Como indica a revisão, a maioria dos deveres do mediador está no campo da ética da mediação e a forma como ele se comporta está sujeita à sua obrigação geral, também estabelecida nos Regulamentos de Mediação, de agir de forma justa e de boa-fé no âmbito do processo.
- Portanto, conceitualmente, eu Achados que, enquanto o mediador age dentro do âmbito de seu papel, uma ação que não esteja de acordo com as normas esperadas de conduta pode estabelecer uma alegação de negligência contra ele.
Semelhante à negligência profissional de qualquer outro funcionário, o mediador, se não desempenhar suas funções da maneira esperada, pode ser responsabilizado por negligência profissional, desde que as condições legais para determinar a existência dessa negligência sejam atendidas.

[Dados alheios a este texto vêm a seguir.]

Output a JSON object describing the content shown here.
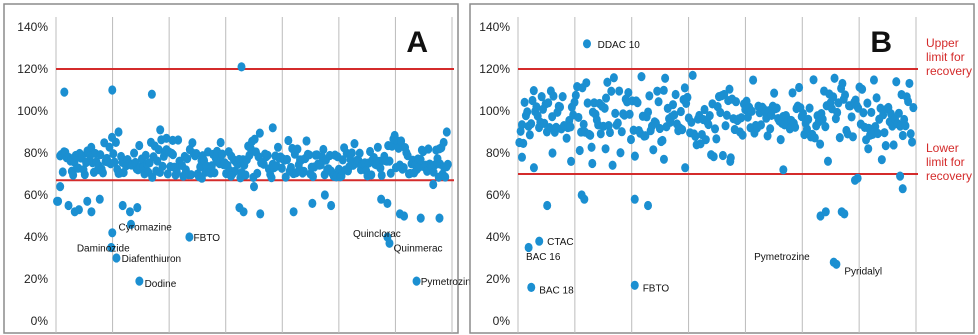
{
  "chart_data": [
    {
      "type": "scatter",
      "panel": "A",
      "ylim": [
        0,
        140
      ],
      "yticks": [
        "0%",
        "20%",
        "40%",
        "60%",
        "80%",
        "100%",
        "120%",
        "140%"
      ],
      "grid": "vertical",
      "limits": [
        120,
        67
      ],
      "bulk": {
        "count": 300,
        "seed": 7,
        "mean": 76,
        "spread": 5
      },
      "points": [
        [
          1,
          57
        ],
        [
          2,
          57
        ],
        [
          4,
          64
        ],
        [
          8,
          109
        ],
        [
          12,
          55
        ],
        [
          18,
          52
        ],
        [
          22,
          53
        ],
        [
          30,
          57
        ],
        [
          34,
          52
        ],
        [
          42,
          58
        ],
        [
          54,
          110
        ],
        [
          60,
          90
        ],
        [
          64,
          55
        ],
        [
          71,
          52
        ],
        [
          78,
          54
        ],
        [
          92,
          108
        ],
        [
          100,
          91
        ],
        [
          106,
          87
        ],
        [
          112,
          86
        ],
        [
          124,
          70
        ],
        [
          140,
          68
        ],
        [
          158,
          85
        ],
        [
          168,
          69
        ],
        [
          178,
          121
        ],
        [
          176,
          54
        ],
        [
          180,
          52
        ],
        [
          190,
          64
        ],
        [
          196,
          51
        ],
        [
          208,
          92
        ],
        [
          228,
          52
        ],
        [
          234,
          72
        ],
        [
          246,
          56
        ],
        [
          258,
          60
        ],
        [
          264,
          55
        ],
        [
          312,
          58
        ],
        [
          318,
          56
        ],
        [
          330,
          51
        ],
        [
          334,
          50
        ],
        [
          350,
          49
        ],
        [
          368,
          49
        ],
        [
          375,
          90
        ],
        [
          368,
          82
        ],
        [
          372,
          85
        ],
        [
          362,
          65
        ],
        [
          54,
          42
        ],
        [
          53,
          35
        ],
        [
          58,
          30
        ],
        [
          72,
          46
        ],
        [
          80,
          19
        ],
        [
          128,
          40
        ],
        [
          318,
          40
        ],
        [
          320,
          37
        ],
        [
          346,
          19
        ]
      ],
      "labels": [
        {
          "text": "Cyromazine",
          "x": 60,
          "y": 45
        },
        {
          "text": "Daminozide",
          "x": 20,
          "y": 35
        },
        {
          "text": "Diafenthiuron",
          "x": 63,
          "y": 30
        },
        {
          "text": "FBTO",
          "x": 132,
          "y": 40
        },
        {
          "text": "Dodine",
          "x": 85,
          "y": 18
        },
        {
          "text": "Quinclorac",
          "x": 285,
          "y": 42
        },
        {
          "text": "Quinmerac",
          "x": 324,
          "y": 35
        },
        {
          "text": "Pymetrozine",
          "x": 350,
          "y": 19
        }
      ],
      "xlim": [
        0,
        380
      ]
    },
    {
      "type": "scatter",
      "panel": "B",
      "ylim": [
        0,
        140
      ],
      "yticks": [
        "0%",
        "20%",
        "40%",
        "60%",
        "80%",
        "100%",
        "120%",
        "140%"
      ],
      "grid": "vertical",
      "limits": [
        120,
        70
      ],
      "limit_labels": [
        {
          "lines": [
            "Upper",
            "limit for",
            "recovery"
          ]
        },
        {
          "lines": [
            "Lower",
            "limit for",
            "recovery"
          ]
        }
      ],
      "bulk": {
        "count": 300,
        "seed": 19,
        "mean": 98,
        "spread": 9
      },
      "points": [
        [
          1,
          85
        ],
        [
          3,
          78
        ],
        [
          12,
          73
        ],
        [
          22,
          55
        ],
        [
          26,
          80
        ],
        [
          40,
          76
        ],
        [
          48,
          60
        ],
        [
          50,
          58
        ],
        [
          56,
          75
        ],
        [
          66,
          82
        ],
        [
          88,
          58
        ],
        [
          98,
          55
        ],
        [
          110,
          77
        ],
        [
          126,
          73
        ],
        [
          160,
          76
        ],
        [
          200,
          72
        ],
        [
          228,
          50
        ],
        [
          232,
          52
        ],
        [
          244,
          52
        ],
        [
          246,
          51
        ],
        [
          254,
          67
        ],
        [
          256,
          68
        ],
        [
          264,
          82
        ],
        [
          288,
          69
        ],
        [
          290,
          63
        ],
        [
          52,
          132
        ],
        [
          8,
          35
        ],
        [
          10,
          16
        ],
        [
          16,
          38
        ],
        [
          88,
          17
        ],
        [
          238,
          28
        ],
        [
          240,
          27
        ]
      ],
      "labels": [
        {
          "text": "DDAC 10",
          "x": 60,
          "y": 132
        },
        {
          "text": "CTAC",
          "x": 22,
          "y": 38
        },
        {
          "text": "BAC 16",
          "x": 6,
          "y": 31
        },
        {
          "text": "BAC 18",
          "x": 16,
          "y": 15
        },
        {
          "text": "FBTO",
          "x": 94,
          "y": 16
        },
        {
          "text": "Pymetrozine",
          "x": 178,
          "y": 31
        },
        {
          "text": "Pyridalyl",
          "x": 246,
          "y": 24
        }
      ],
      "xlim": [
        0,
        300
      ]
    }
  ],
  "colors": {
    "point": "#1b8fd1",
    "limit": "#d42b2b",
    "grid": "#bcbcbc",
    "frame": "#8c8c8c",
    "text": "#111111"
  }
}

A pessoa que alega negligência deve provar que existe um dever conceitual e concreto de cuidado em relação à parte lesada, que esse dever foi violado e que existe uma conexão causal entre a violação e o dano causado. Ao examinar a responsabilidade do mediador, deve-se observar, como mencionado acima, que o mediador não é parte do processo de mediação nem do acordo de mediação, que possui status independente.
Assim, na medida em que o mediador aponta para a ação de acordo com as normas aceitas no mundo da mediação, com transparência e impecável no âmbito do processo de mediação, não haverá causa de ação contra ele por danos.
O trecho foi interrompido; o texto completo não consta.